Question

In: Economics

Understanding Minimum Wage Policy Minimum wage is one of the most classic price floor policies that...

Understanding Minimum Wage Policy

Minimum wage is one of the most classic price floor policies that governments use in practice. Suppose the following demand and supply curves describe the labor market for bus drivers in Endor.

Demand: P = 20 – 0.75Q

Supply:   P = 2 + 0.25Q

where P is the wage per hour, and Q represents the number of bus drivers hired, in thousands

(e.g. Q = 1 means that 1,000 drivers have been hired).

a) Calculate the equilibrium wage and the number of drivers hired. Illustrate on a graph.

b) After a brief rebellion, bus drivers in Endor successfully argue for a minimum wage

law. The minimum wage law requires that all bus drivers earn at least $8 per hour.

How many drivers will be employed under this new minimum wage? Illustrate on a

graph.

c) Using your graphs from (a), calculate the consumer surplus and producer surplus at the

initial equilibrium price and quantity from part (a).

d) Calculate the new consumer surplus and producer surplus with the minimum wage of

$8 (part b).

e) How does the total consumer and producer surplus in part (c) compare to the total

consumer and producer surplus in part (d)? What explains the difference in these two

figures? Please explain intuitively.

Solutions

Expert Solution

a) Calculate the equilibrium wage and the number of drivers hired. Illustrate on a graph.

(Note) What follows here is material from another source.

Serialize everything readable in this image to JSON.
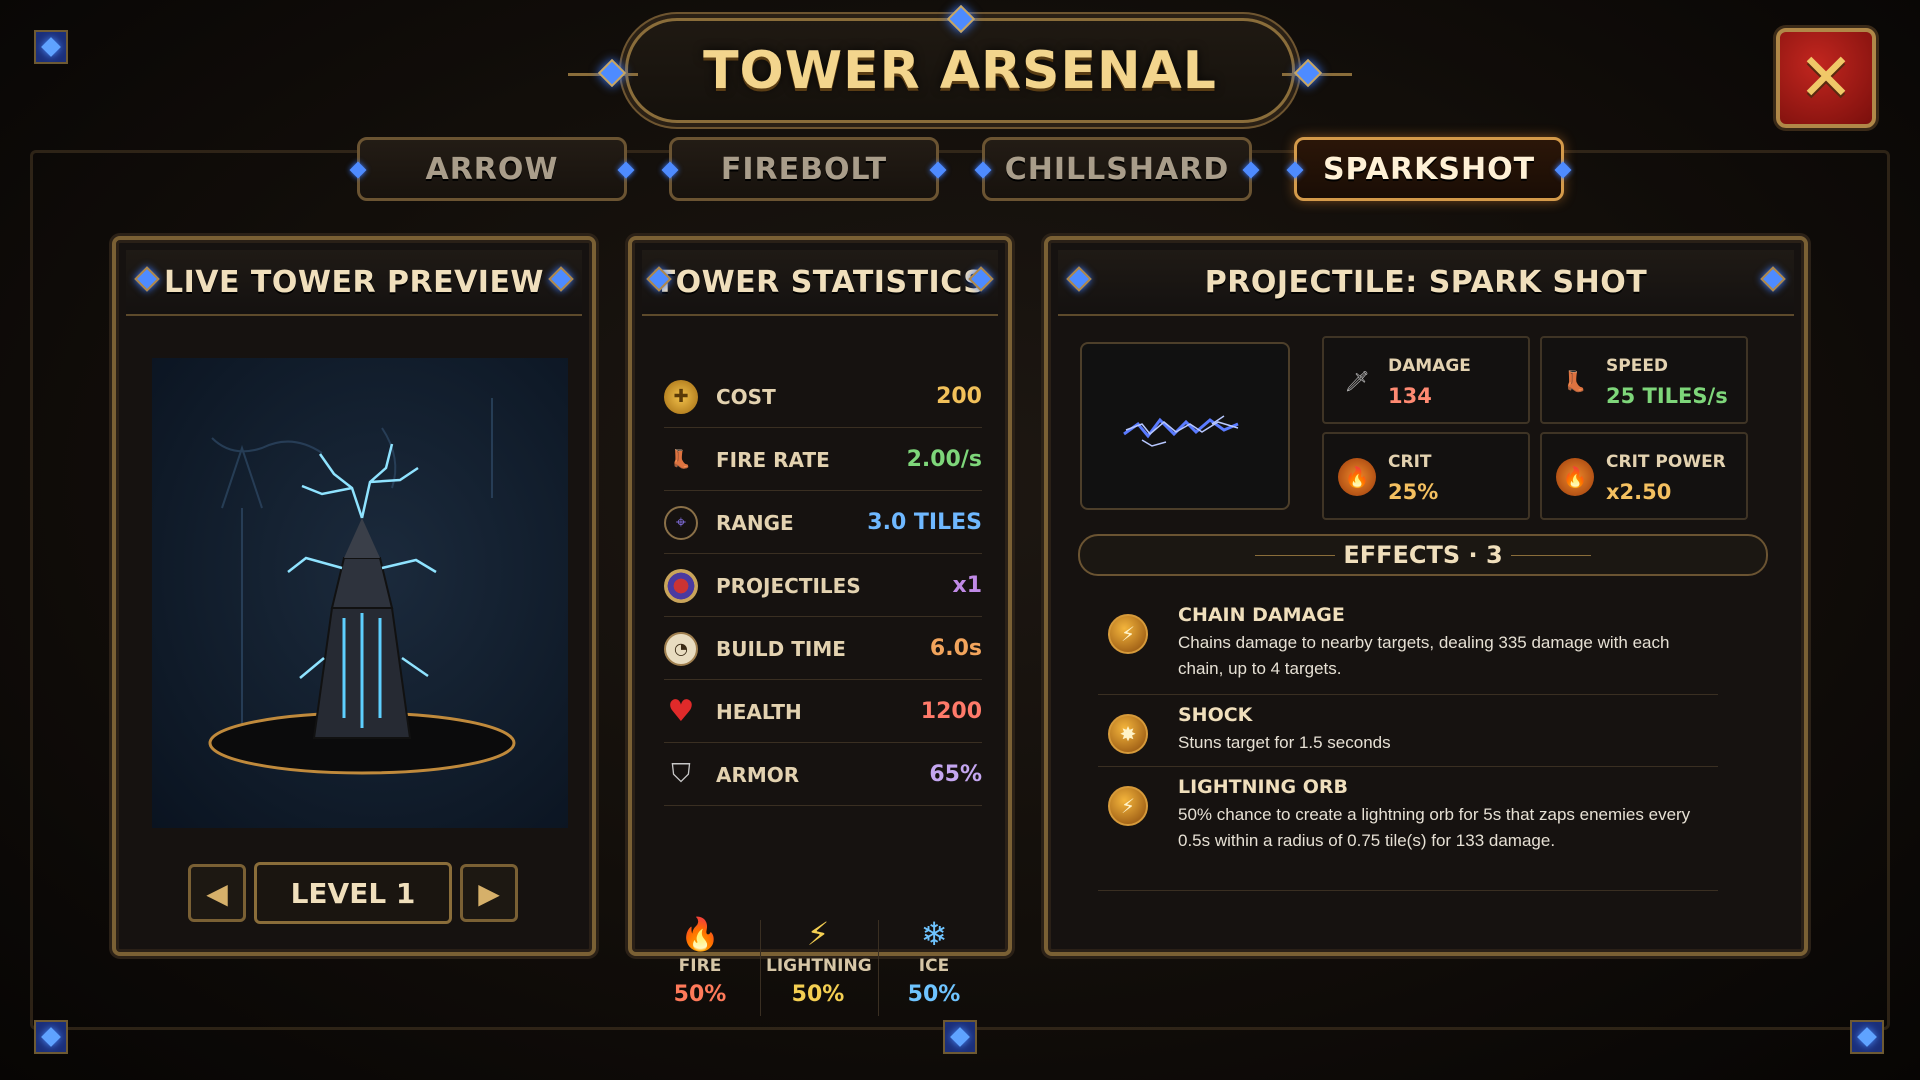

Graph is shown below. Demand must equal supply at equilibrium which implies

D = S

20 - 0.75Q = 2 + 0.25Q

18 = Q

Hence Q* = 18 ('1000 units) and market clearing wage is 20 - 0.75*18 = $6.5 per hour

b)The minimum wage law requires that all bus drivers earn at least $8 per hour. How many drivers will be employed under this new minimum wage?

At a wage of $8 per hour, quantity demanded of labor is 8 = 20 - 0.75*Q or Qd = 16 ('000 units) and at this level, the quantity supplied is 8 = 2 + 0.25Q or Qs = 24 ('000 units). Hence a total of  16000 bus drivers are employed. There is a total surplus of 24000 - 16000 = 8000 workers that are unemployed due to minimum wage.

c) Using your graphs from (a), calculate the consumer surplus and producer surplus at the initial equilibrium price and quantity from part (a).

Here consumer is the employer and producer is the worker. Consumer surplus = 0.5*(max wage - current wage)* current eq level of workers employed = 0.5*(20 - 6.5)*18000 = $121,500

Producer surplus = 0.5*(current wage - minimum wage)* current eq level of workers employed = 0.5*(6.5 - 2)*18000 = $40,500

d) Calculate the new consumer surplus and producer surplus with the minimum wage of $8 (part b).

New wage is $8. At this level. CS is 0.5*(20 - 8)*16000 = $96,000 and PS = 0.5*(6 - 2)*16000 + (8 - 6)*16000 = $64,000.

e) How does the total consumer and producer surplus in part (c) compare to the total consumer and producer surplus in part (d)? What explains the difference in these two figures?

Note that total surplus (consumer and producer) is  $121,500 + $40,500 = $162,000 before the change and now it has reduced to $96,000 + $64,000 = $160,000. Hence there is a loss in total surplus which is due to the deadweight loss created as a result of minimum wage.